Supreme Court Chief Justice Michael Randolph and Justice Jim Kitchens, the presiding member of its rules committee, declined interview requests. Through a spokesperson, Kitchens said he couldn’t discuss the matter because a case about rule violations could come before the court.
Court rules in neighboring Alabama and Arkansas don’t have any ambiguity about who’s supposed to store search warrants. They say judges should receive the search warrant documents after the execution of the search and should turn them over to the court clerk for filing.
In the absence of a top-down directive, justice and municipal courts could take action on their own. The state Judicial College advised justice court judges on how they could change their procedures after the Daily Journal and ProPublica started contacting clerks across the state.
Monroe County Justice Court Clerk Tina Morrow and the judges there followed that advice. Judges now alert Morrow after they sign a search warrant. They keep an unofficial docket of issued warrants, which allows them to flag any warrants that haven’t been returned.
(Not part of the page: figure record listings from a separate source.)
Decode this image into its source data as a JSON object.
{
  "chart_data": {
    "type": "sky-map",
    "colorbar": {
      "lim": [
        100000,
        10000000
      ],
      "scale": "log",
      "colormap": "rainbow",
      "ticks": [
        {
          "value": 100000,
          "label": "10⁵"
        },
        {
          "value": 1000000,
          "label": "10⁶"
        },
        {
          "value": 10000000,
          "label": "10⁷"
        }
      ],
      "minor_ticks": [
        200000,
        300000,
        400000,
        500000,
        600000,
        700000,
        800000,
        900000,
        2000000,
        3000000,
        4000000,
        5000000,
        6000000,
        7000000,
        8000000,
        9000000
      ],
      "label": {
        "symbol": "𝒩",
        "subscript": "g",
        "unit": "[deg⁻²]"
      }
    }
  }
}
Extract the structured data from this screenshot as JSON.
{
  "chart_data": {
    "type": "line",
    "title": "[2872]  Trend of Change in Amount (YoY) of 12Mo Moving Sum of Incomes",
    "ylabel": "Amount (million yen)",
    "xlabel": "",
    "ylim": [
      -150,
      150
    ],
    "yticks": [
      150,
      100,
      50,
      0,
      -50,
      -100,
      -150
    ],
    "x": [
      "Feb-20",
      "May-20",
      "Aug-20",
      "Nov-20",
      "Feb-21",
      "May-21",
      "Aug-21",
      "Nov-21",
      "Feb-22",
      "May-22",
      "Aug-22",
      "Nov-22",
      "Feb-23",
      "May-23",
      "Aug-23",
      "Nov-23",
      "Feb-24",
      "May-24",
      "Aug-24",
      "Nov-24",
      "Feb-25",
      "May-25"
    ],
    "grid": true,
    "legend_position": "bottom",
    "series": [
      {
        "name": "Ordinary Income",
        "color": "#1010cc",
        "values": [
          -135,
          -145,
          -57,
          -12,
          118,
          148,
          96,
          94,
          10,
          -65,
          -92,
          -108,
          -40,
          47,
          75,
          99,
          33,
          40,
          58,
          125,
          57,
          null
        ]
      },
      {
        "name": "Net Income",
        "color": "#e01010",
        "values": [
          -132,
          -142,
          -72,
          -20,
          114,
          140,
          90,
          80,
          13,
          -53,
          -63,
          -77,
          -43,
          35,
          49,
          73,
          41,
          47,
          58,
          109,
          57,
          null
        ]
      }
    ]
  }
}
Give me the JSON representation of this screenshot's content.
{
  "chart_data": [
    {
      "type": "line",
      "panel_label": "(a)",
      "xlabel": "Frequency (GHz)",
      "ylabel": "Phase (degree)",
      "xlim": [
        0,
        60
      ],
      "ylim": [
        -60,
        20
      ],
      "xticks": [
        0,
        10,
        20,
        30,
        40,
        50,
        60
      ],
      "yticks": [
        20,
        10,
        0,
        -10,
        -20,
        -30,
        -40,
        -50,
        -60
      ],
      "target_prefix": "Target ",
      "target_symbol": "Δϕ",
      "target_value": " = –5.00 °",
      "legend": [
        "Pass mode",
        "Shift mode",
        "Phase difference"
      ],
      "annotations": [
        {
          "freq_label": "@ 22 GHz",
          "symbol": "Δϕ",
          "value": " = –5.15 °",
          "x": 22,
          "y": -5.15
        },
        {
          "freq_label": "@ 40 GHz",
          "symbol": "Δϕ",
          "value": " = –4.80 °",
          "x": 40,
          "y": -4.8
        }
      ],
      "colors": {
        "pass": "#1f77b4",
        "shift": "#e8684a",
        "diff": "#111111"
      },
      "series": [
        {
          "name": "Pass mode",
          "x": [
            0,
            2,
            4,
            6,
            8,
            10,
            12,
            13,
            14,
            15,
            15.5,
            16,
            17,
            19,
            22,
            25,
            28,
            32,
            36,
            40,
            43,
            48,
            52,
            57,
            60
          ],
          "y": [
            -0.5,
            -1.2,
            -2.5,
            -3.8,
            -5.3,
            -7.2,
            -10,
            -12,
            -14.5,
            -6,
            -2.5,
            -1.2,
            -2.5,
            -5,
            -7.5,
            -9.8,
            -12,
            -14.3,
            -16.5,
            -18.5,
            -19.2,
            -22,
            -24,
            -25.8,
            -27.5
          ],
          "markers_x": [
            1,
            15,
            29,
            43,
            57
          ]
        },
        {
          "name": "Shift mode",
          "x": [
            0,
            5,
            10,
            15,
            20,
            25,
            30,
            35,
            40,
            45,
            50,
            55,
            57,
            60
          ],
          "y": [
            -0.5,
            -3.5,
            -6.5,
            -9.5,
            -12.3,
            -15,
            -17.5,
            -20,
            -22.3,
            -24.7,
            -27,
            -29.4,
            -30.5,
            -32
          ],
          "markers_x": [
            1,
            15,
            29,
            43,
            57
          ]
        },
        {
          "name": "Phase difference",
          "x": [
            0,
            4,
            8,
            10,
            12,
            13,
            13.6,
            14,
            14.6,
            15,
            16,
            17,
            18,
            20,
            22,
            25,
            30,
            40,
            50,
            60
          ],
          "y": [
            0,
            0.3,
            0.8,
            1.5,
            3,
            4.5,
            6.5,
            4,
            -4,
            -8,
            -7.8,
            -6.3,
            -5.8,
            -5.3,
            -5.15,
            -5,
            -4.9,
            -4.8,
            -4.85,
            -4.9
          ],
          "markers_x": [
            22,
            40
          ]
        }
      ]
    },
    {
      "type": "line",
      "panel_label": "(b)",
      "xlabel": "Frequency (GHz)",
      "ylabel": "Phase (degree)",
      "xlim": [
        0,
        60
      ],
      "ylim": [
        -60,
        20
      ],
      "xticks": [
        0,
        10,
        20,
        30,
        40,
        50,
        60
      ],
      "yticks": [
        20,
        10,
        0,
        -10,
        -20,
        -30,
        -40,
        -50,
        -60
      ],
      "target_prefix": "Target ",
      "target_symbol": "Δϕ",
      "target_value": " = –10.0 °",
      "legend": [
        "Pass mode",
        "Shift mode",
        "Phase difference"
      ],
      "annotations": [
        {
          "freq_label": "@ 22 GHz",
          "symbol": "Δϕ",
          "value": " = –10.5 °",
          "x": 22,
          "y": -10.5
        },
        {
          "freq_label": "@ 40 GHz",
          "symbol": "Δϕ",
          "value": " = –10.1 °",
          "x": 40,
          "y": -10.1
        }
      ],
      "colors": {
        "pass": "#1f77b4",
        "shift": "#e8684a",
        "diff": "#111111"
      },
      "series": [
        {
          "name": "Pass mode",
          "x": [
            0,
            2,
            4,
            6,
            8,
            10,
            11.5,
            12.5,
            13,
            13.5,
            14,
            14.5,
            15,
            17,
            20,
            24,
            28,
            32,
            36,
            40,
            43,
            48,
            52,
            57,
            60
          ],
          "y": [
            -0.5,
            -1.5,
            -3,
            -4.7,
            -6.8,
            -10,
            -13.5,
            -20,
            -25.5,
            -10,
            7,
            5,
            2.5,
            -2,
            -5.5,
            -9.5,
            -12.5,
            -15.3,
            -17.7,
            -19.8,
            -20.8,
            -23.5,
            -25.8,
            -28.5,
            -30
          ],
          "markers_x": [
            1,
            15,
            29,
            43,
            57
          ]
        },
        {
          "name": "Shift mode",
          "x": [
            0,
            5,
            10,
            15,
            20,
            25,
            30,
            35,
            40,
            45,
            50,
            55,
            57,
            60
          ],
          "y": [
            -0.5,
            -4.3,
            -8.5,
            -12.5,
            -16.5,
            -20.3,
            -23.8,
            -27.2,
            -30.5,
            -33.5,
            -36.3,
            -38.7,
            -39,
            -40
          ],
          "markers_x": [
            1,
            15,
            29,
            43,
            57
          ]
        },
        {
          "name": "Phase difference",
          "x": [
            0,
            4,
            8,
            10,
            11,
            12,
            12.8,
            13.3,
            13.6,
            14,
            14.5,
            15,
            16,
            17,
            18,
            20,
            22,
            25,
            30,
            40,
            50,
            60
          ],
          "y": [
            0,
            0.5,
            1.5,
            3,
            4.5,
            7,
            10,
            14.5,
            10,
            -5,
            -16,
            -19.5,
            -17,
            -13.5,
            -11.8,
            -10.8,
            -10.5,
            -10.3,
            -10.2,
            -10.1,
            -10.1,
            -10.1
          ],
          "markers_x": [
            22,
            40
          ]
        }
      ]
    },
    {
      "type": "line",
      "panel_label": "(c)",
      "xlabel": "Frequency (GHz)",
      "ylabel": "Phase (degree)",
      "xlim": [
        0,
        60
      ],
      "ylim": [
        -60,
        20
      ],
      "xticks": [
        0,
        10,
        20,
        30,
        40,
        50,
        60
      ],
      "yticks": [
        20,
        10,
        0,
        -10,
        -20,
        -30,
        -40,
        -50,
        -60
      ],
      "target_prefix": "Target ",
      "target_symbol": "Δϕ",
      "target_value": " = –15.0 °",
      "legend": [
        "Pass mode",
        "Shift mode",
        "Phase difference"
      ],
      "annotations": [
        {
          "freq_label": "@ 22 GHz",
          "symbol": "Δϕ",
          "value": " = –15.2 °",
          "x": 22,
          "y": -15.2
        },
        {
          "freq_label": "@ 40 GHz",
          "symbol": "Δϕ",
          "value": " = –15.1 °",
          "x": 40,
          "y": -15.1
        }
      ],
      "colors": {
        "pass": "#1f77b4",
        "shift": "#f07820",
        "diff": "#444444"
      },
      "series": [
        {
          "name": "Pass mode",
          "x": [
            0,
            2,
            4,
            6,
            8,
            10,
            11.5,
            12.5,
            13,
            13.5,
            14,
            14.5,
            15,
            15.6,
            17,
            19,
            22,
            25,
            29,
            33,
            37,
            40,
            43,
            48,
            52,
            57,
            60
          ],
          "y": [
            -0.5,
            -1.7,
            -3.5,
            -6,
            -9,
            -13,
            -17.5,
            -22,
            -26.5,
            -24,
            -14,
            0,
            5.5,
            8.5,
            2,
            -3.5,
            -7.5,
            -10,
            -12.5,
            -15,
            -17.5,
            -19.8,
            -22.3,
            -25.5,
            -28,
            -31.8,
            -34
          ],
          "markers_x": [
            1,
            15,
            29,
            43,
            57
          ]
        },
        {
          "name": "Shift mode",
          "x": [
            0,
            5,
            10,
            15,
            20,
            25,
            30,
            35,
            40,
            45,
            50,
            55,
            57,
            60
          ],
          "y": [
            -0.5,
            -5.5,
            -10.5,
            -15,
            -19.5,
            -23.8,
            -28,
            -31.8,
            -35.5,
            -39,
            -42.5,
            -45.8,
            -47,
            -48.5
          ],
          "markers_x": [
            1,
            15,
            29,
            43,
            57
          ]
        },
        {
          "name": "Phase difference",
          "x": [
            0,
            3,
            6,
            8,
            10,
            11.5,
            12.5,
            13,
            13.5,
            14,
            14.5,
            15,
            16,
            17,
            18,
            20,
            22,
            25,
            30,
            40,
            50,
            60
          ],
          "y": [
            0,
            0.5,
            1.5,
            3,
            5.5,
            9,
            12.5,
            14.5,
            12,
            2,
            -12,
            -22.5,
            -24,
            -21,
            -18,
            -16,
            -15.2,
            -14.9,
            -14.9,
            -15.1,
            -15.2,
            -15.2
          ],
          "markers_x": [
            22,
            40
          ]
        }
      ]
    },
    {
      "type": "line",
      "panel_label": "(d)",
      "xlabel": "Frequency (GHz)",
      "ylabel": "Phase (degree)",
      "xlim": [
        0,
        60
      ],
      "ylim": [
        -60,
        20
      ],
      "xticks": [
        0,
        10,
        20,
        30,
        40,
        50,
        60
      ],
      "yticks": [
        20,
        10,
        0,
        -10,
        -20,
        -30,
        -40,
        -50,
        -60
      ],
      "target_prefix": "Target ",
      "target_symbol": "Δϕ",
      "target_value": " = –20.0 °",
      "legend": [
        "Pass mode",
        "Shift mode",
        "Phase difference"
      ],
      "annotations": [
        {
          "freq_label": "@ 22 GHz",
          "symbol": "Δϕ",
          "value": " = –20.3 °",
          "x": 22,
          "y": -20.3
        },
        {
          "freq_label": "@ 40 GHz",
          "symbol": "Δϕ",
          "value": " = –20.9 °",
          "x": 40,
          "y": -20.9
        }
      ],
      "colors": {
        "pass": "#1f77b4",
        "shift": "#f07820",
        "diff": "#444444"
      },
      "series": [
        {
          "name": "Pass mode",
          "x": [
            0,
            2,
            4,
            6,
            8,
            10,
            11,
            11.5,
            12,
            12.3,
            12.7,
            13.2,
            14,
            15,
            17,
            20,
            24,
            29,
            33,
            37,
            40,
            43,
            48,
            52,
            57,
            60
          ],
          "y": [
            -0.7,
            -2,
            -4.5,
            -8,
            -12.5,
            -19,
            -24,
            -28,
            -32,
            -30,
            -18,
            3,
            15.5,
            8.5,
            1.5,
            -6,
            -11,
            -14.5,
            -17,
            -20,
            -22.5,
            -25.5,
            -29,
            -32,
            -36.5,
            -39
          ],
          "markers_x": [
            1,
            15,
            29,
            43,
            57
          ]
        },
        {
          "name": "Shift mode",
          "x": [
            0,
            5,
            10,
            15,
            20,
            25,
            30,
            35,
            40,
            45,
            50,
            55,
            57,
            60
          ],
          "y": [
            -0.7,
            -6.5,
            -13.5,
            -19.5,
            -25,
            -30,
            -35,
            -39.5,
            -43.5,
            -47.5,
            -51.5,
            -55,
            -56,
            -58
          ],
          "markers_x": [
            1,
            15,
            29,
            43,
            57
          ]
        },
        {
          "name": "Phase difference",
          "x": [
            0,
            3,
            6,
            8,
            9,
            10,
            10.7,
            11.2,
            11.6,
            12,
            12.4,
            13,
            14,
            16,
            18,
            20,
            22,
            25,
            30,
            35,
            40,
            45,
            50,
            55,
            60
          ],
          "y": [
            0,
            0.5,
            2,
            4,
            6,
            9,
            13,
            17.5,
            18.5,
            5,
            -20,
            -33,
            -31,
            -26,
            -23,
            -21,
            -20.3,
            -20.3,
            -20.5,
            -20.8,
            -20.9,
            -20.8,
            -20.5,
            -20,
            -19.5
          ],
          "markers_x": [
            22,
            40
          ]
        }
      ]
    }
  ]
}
“You’ve got to change with the times,” Morrow said. “You can’t just keep doing what you’ve been doing since the 1980s.”
The director of the Judicial College declined an interview request.
Other clerks, however, want additional guidance written into the rules. “Something needs to be revised so everyone can be on the correct page,” said Sunflower County Justice Court Clerk Patricia Strong. “I’m willing to follow the rules.”
Search Warrant Sheds Light on Her Father’s Killing
Robbie Geiger learned the value of access to search warrants after Monroe County sheriff’s deputies shot and killed her father, Ricky Keeton, during a no-knock raid in 2015.
Two days after his death, Geiger and her relatives demanded a copy of the search warrant. Not yet, Sheriff Cecil Cantrell told Geiger, even though his deputies should have left a copy of the warrant at her father’s home at the time of the raid.
“At the proper time, we’ll give you copies of everything we have,” Cantrell said, according to an audio recording made by one of Geiger’s relatives.
The proper time never arrived.
“They wouldn’t give me a warrant or a return, and they wouldn’t talk to me,” Geiger said. “I kind of had an idea then that something was going on, and it wasn’t right.”
Cantrell, who is no longer sheriff of Monroe County, did not respond to interview requests. The Mississippi Bureau of Investigation compiled a report about the raid, which was presented to a grand jury to consider charges against the officers involved. The grand jury declined to indict any of the deputies.
Five months after her father’s death, Geiger still knew little about the circumstances that had led to the raid.
Then she learned the search warrant should be on file at the courthouse. At the Monroe County Justice Court, Morrow provided Geiger with her father’s case file.
What she saw in the documents was startling. The narcotics investigator who obtained the search warrant offered no explanation as to why he needed a no-knock warrant.
A sheriff’s investigator had assured Geiger and her family that deputies had found methamphetamine and marijuana in Keeton’s home, but the inventory of seized property listed no drugs.
Deputies took security cameras that may have contained images of the raid, keeping potentially valuable evidence out of the hands of the Mississippi Bureau of Investigation, which was investigating Keeton’s death. Some images may have been deleted, an officer with the agency later testified.
Those details were used to support key allegations in a lawsuit Geiger and two of her sisters filed in 2016 against Monroe County and a sheriff’s deputy over her father’s death. Last week, the county agreed to pay $690,000 to settle the lawsuit.
“If I hadn’t looked or investigated,” Geiger said, “I would more than likely to this day not have the search warrant.”